The directors of the Parish Project came from the Presbyterian Church USA, and in the early years of the Parish Project, the initiative was part of the curriculum for the College’s Christian Education major. The courses offered included Bible 251-252: Practicum in Religious Education and Bible 351-352: Practice Teaching in Religion. Dr. John Gates, associate professor of Bible and Christian education, taught until 1945, when Dr. Ralph Case, professor of sociology, took over the academic side of the project.
By 1943, more than 50 students participated in the project, and the student volunteer activities included teaching Sunday school; leading young people’s services; leading Wednesday programs in public schools; leading Boy Scout, Girl Scout and Cub Scout troops; leading Sunday school at New Castle, Keeble Chapel, Hickory Valley and Marble Hill; and assisting in programs at Lamar Chapel, Home Avenue Mission, Sunnybrook Mission, West Maryville Presbyterian Church and Cumberland Presbyterian Church.
Faith Cooperative Parish
The name of the Parish Project changed in 1953, when the Union Presbytery approved the plan for the Faith Cooperative Parish (FCP), which worked under the Board of National Missions of the Presbyterian Church USA. The plan, approved on Sept. 15, 1953, called for a “parish involving field work for Maryville College students and a ministry for 11 fields composed of six churches and five Sunday Schools.”

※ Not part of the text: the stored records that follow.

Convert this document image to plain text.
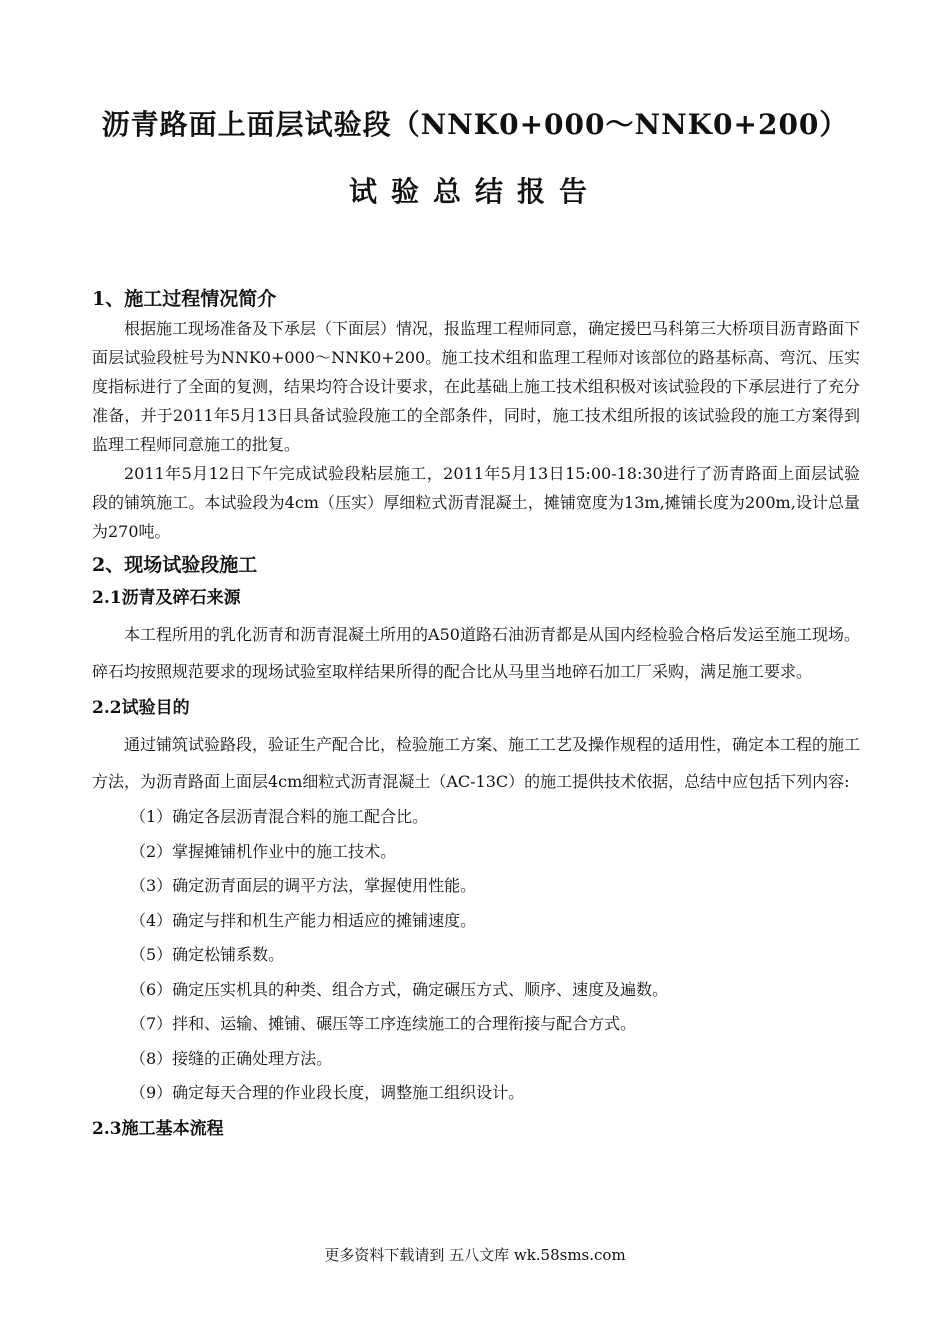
沥青路面上面层试验段（NNK0+000～NNK0+200）
试验总结报告
1、施工过程情况简介

根据施工现场准备及下承层（下面层）情况，报监理工程师同意，确定援巴马科第三大桥项目沥青路面下面层试验段桩号为NNK0+000～NNK0+200。施工技术组和监理工程师对该部位的路基标高、弯沉、压实度指标进行了全面的复测，结果均符合设计要求，在此基础上施工技术组积极对该试验段的下承层进行了充分准备，并于2011年5月13日具备试验段施工的全部条件，同时，施工技术组所报的该试验段的施工方案得到监理工程师同意施工的批复。

2011年5月12日下午完成试验段粘层施工，2011年5月13日15:00-18:30进行了沥青路面上面层试验段的铺筑施工。本试验段为4cm（压实）厚细粒式沥青混凝土，摊铺宽度为13m,摊铺长度为200m,设计总量为270吨。

2、现场试验段施工
2.1沥青及碎石来源

本工程所用的乳化沥青和沥青混凝土所用的A50道路石油沥青都是从国内经检验合格后发运至施工现场。碎石均按照规范要求的现场试验室取样结果所得的配合比从马里当地碎石加工厂采购，满足施工要求。

2.2试验目的

通过铺筑试验路段，验证生产配合比，检验施工方案、施工工艺及操作规程的适用性，确定本工程的施工方法，为沥青路面上面层4cm细粒式沥青混凝土（AC-13C）的施工提供技术依据，总结中应包括下列内容:

（1）确定各层沥青混合料的施工配合比。
（2）掌握摊铺机作业中的施工技术。
（3）确定沥青面层的调平方法，掌握使用性能。
（4）确定与拌和机生产能力相适应的摊铺速度。
（5）确定松铺系数。
（6）确定压实机具的种类、组合方式，确定碾压方式、顺序、速度及遍数。
（7）拌和、运输、摊铺、碾压等工序连续施工的合理衔接与配合方式。
（8）接缝的正确处理方法。
（9）确定每天合理的作业段长度，调整施工组织设计。
2.3施工基本流程
更多资料下载请到 五八文库 wk.58sms.com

Austin Van Pelt ’52 was appointed as a Sunday School Missionary to work as Parish Associate of the FCP in 1954, during his senior year at Louisville Presbyterian Seminary. In this role, he was responsible for five mountain chapels, inner-city Sunday School programs, youth programs and teaching Bible in schools.
In 1955, Dr. Albert Cropp was installed as director of the Faith Cooperative Parish. overseeing the FCP and working as pastor of five small, rural churches: Hays Memorial, Pine Grove, Cloyd’s Creek, Mt. Tabor and West Maryville.

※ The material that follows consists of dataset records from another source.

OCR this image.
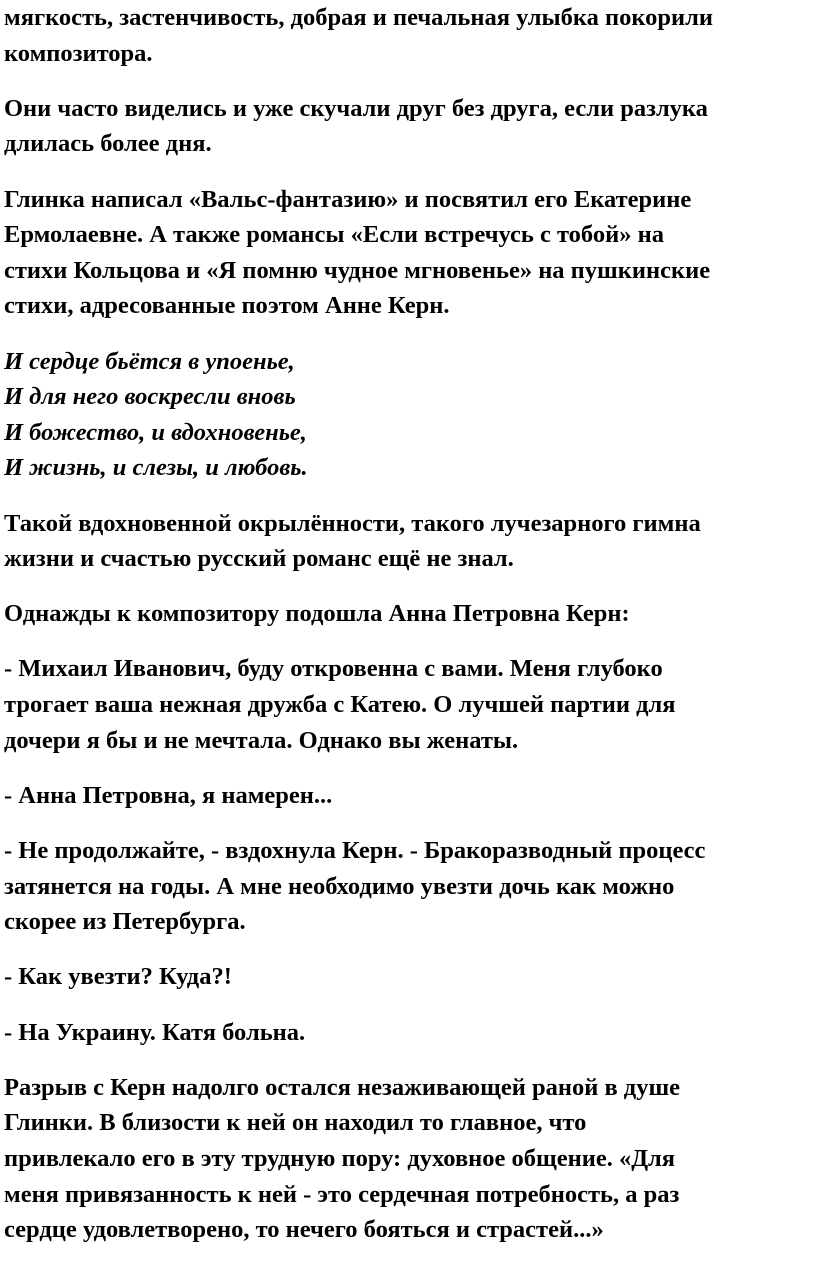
мягкость, застенчивость, добрая и печальная улыбка покорили
композитора.

Они часто виделись и уже скучали друг без друга, если разлука
длилась более дня.

Глинка написал «Вальс-фантазию» и посвятил его Екатерине
Ермолаевне. А также романсы «Если встречусь с тобой» на
стихи Кольцова и «Я помню чудное мгновенье» на пушкинские
стихи, адресованные поэтом Анне Керн.

И сердце бьётся в упоенье,
И для него воскресли вновь
И божество, и вдохновенье,
И жизнь, и слезы, и любовь.

Такой вдохновенной окрылённости, такого лучезарного гимна
жизни и счастью русский романс ещё не знал.

Однажды к композитору подошла Анна Петровна Керн:

- Михаил Иванович, буду откровенна с вами. Меня глубоко
трогает ваша нежная дружба с Катею. О лучшей партии для
дочери я бы и не мечтала. Однако вы женаты.

- Анна Петровна, я намерен...

- Не продолжайте, - вздохнула Керн. - Бракоразводный процесс
затянется на годы. А мне необходимо увезти дочь как можно
скорее из Петербурга.

- Как увезти? Куда?!

- На Украину. Катя больна.

Разрыв с Керн надолго остался незаживающей раной в душе
Глинки. В близости к ней он находил то главное, что
привлекало его в эту трудную пору: духовное общение. «Для
меня привязанность к ней - это сердечная потребность, а раз
сердце удовлетворено, то нечего бояться и страстей...»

That same year, Austin Van Pelt was ordained as an Evangelist Teaching Elder and installed as associate director of the Faith Cooperative Parish – a position he held until 1957, when he was reassigned by the Board of National Missions to work at Sheldon Jackson College in Sitka, Alaska. As associate director, Austin Van Pelt worked with five chapels in Blount County: Home Avenue and Sunnybrook in Maryville, as well as Keeble, New Castle and East Mountain View in Walland.
The Faith Cooperative Parish was dissolved by the Union Presbytery in 1962. New Providence Presbyterian Church (NPPC) assumed responsibility of the Home Avenue and Sunnybrook missions, but MC students continued to volunteer for several years. The 1962-63 MC Catalog still lists the Bible 251 practicum, with the following description: “Through the extended parish activities of NPPC, a field service program is provided for selected students, who participate each week in supervised religious activities in communities near the College.” The Bible and Christian Education majors, along with the 251 practicum, were dropped during the 1966-67 academic year, but alumni from the late 1960s and 1970s remember volunteering with the missions through NPPC.